Can't we say that even the pre-Big Bang singularity had--at a minimum--mass, and so was not "nothing?"
If you can explain the phenomenon of vacuum energy in layman's terms, I would appreciate it.
Sorry, this previous post was intended for SubMareener.
posted on 02/24/2005 6:53:43 AM PST
("I don't care. I'm still free. You can't take the sky from me.")
It appears from the experimental evidence, that what we call "empty space" is actually made up of a froth of "stuff". It is a little like the air we breath. You can't see it, but is has effects you can measure.
In the current wave/particle quantum models, this is described as particles and their anti particles suddenly materializing in free space. The now real, virtual particles, recombine before anyone notices that they are there, usually.
There are exceptions that make it so one can notice.
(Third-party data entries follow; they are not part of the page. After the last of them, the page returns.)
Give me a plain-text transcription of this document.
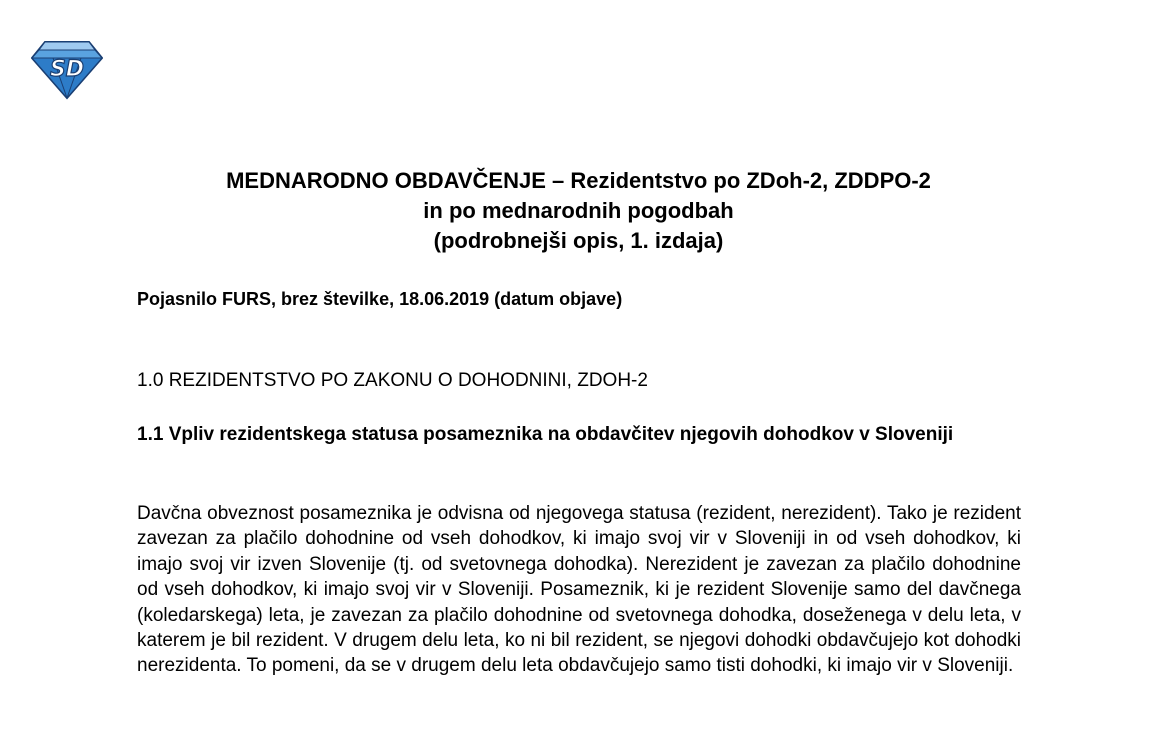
SD
MEDNARODNO OBDAVČENJE – Rezidentstvo po ZDoh-2, ZDDPO-2
in po mednarodnih pogodbah
(podrobnejši opis, 1. izdaja)
Pojasnilo FURS, brez številke, 18.06.2019 (datum objave)
1.0 REZIDENTSTVO PO ZAKONU O DOHODNINI, ZDOH-2
1.1 Vpliv rezidentskega statusa posameznika na obdavčitev njegovih dohodkov v Sloveniji

Davčna obveznost posameznika je odvisna od njegovega statusa (rezident, nerezident). Tako je rezident zavezan za plačilo dohodnine od vseh dohodkov, ki imajo svoj vir v Sloveniji in od vseh dohodkov, ki imajo svoj vir izven Slovenije (tj. od svetovnega dohodka). Nerezident je zavezan za plačilo dohodnine od vseh dohodkov, ki imajo svoj vir v Sloveniji. Posameznik, ki je rezident Slovenije samo del davčnega (koledarskega) leta, je zavezan za plačilo dohodnine od svetovnega dohodka, doseženega v delu leta, v katerem je bil rezident. V drugem delu leta, ko ni bil rezident, se njegovi dohodki obdavčujejo kot dohodki nerezidenta. To pomeni, da se v drugem delu leta obdavčujejo samo tisti dohodki, ki imajo vir v Sloveniji.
Near the event horizon of a black hole, one particle could fall in, while the other escapes. This is the effect that causes black holes to gradually evaporate.
The other effect, an I have forgotten its name, takes place when the vacuum is very thin between two metal plates. In this case, the virtual particles made real get trapped in the metal and can't recombine with their partners. This causes a measurable force between the plates.